In total, 406 children with UC were reviewed. The average age at diagnosis was 10.6 years. The average followup was 6.8 years. 57 (14%) underwent surgery with a median time to surgery of 3.8 years. Overall risk factors for colectomy included the following:
- Presenting with weight loss, HR 2.55
- Presenting with hypoalbuminemia (<3.5 g/dL), HR 6.05
- First-degree relative with UC, HR 1.81
- Treatment with cyclosporine, HR 6.11
- Treatment with tacrolimus, HR 3.66
While this data expands on the knowledge of these factors in children, the findings are not unexpected. Low albumin levels and poor nutritional status have been identified in other studies as risk factors for UC relapse and for colectomy.

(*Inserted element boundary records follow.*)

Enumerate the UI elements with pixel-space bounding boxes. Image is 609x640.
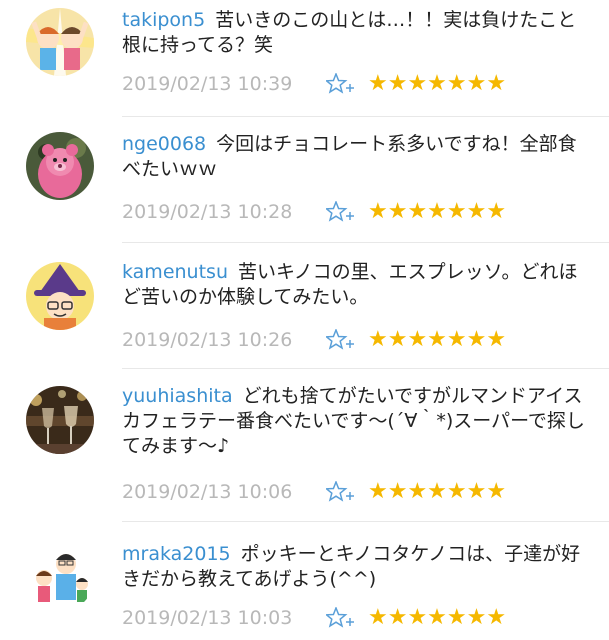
comment-item: takipon5 苦いきのこの山とは…！！実は負けたこと根に持ってる？笑 2019…: [0, 0, 609, 122]
star-rating: ★★★★★★★: [368, 73, 507, 95]
divider: [122, 368, 609, 369]
stars-text: ★★★★★★★: [368, 199, 507, 224]
comment-text: yuuhiashita どれも捨てがたいですがルマンドアイスカフェラテー番食べたい…: [122, 384, 592, 459]
comment-item: nge0068 今回はチョコレート系多いですね！全部食べたいｗｗ 2019/02/…: [0, 122, 609, 244]
timestamp: 2019/02/13 10:39: [122, 73, 293, 95]
stars-text: ★★★★★★★: [368, 605, 507, 630]
comment-text: kamenutsu 苦いキノコの里、エスプレッソ。どれほど苦いのか体験してみたい。: [122, 260, 592, 310]
comment-item: yuuhiashita どれも捨てがたいですがルマンドアイスカフェラテー番食べたい…: [0, 370, 609, 522]
comment-meta: 2019/02/13 10:26 ★★★★★★★: [122, 326, 507, 354]
star-rating: ★★★★★★★: [368, 201, 507, 223]
star-plus-icon[interactable]: [326, 73, 356, 95]
comment-meta: 2019/02/13 10:06 ★★★★★★★: [122, 478, 507, 506]
star-plus-icon[interactable]: [326, 329, 356, 351]
username-link[interactable]: mraka2015: [122, 543, 231, 565]
comment-item: mraka2015 ポッキーとキノコタケノコは、子達が好きだから教えてあげよう(^…: [0, 522, 609, 640]
star-rating: ★★★★★★★: [368, 481, 507, 503]
comment-text: mraka2015 ポッキーとキノコタケノコは、子達が好きだから教えてあげよう(^…: [122, 542, 592, 592]
stars-text: ★★★★★★★: [368, 479, 507, 504]
comment-meta: 2019/02/13 10:39 ★★★★★★★: [122, 70, 507, 98]
avatar[interactable]: [26, 386, 94, 454]
stars-text: ★★★★★★★: [368, 327, 507, 352]
username-link[interactable]: nge0068: [122, 133, 206, 155]
comment-text: takipon5 苦いきのこの山とは…！！実は負けたこと根に持ってる？笑: [122, 8, 592, 58]
timestamp: 2019/02/13 10:28: [122, 201, 293, 223]
timestamp: 2019/02/13 10:06: [122, 481, 293, 503]
comment-item: kamenutsu 苦いキノコの里、エスプレッソ。どれほど苦いのか体験してみたい。…: [0, 244, 609, 370]
star-rating: ★★★★★★★: [368, 329, 507, 351]
divider: [122, 116, 609, 117]
username-link[interactable]: takipon5: [122, 9, 205, 31]
comment-text: nge0068 今回はチョコレート系多いですね！全部食べたいｗｗ: [122, 132, 592, 182]
comment-meta: 2019/02/13 10:28 ★★★★★★★: [122, 198, 507, 226]
stars-text: ★★★★★★★: [368, 71, 507, 96]
timestamp: 2019/02/13 10:03: [122, 607, 293, 629]
avatar[interactable]: [26, 544, 94, 612]
star-plus-icon[interactable]: [326, 201, 356, 223]
avatar[interactable]: [26, 262, 94, 330]
username-link[interactable]: yuuhiashita: [122, 385, 233, 407]
star-plus-icon[interactable]: [326, 481, 356, 503]
comment-meta: 2019/02/13 10:03 ★★★★★★★: [122, 604, 507, 632]
divider: [122, 242, 609, 243]
star-rating: ★★★★★★★: [368, 607, 507, 629]
timestamp: 2019/02/13 10:26: [122, 329, 293, 351]
avatar[interactable]: [26, 8, 94, 76]
avatar[interactable]: [26, 132, 94, 200]
username-link[interactable]: kamenutsu: [122, 261, 228, 283]
star-plus-icon[interactable]: [326, 607, 356, 629]
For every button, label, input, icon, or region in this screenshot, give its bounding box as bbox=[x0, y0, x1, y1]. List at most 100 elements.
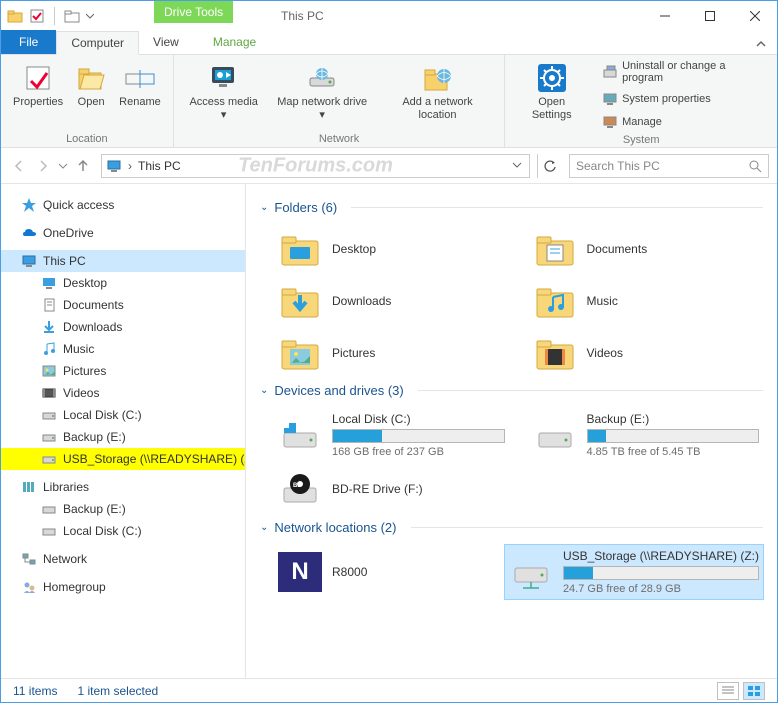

With regard to first-degree relatives, the findings imply that children with a first-degree relative are more likely to have a more severe form of UC.
The use of calcineurin inhibitors, cyclosporine and tacrolimus, are given only in the presence of severe disease. Thus, while use of these agents is associated with an increased risk of colectomy, it is unlikely that this is a causal relationship. Interestingly, the use of infliximab was not identified as a risk factor. However, this retrospective study examined patients between 1999-2003. Since this timeframe, there has been increased use of infliximab for refractory UC.
Going forward, it is likely that contemporary studies would incorporate PUCAI (pediatric UC activity index) measurements and would have the ability to enroll far greater numbers of patients from database consortiums.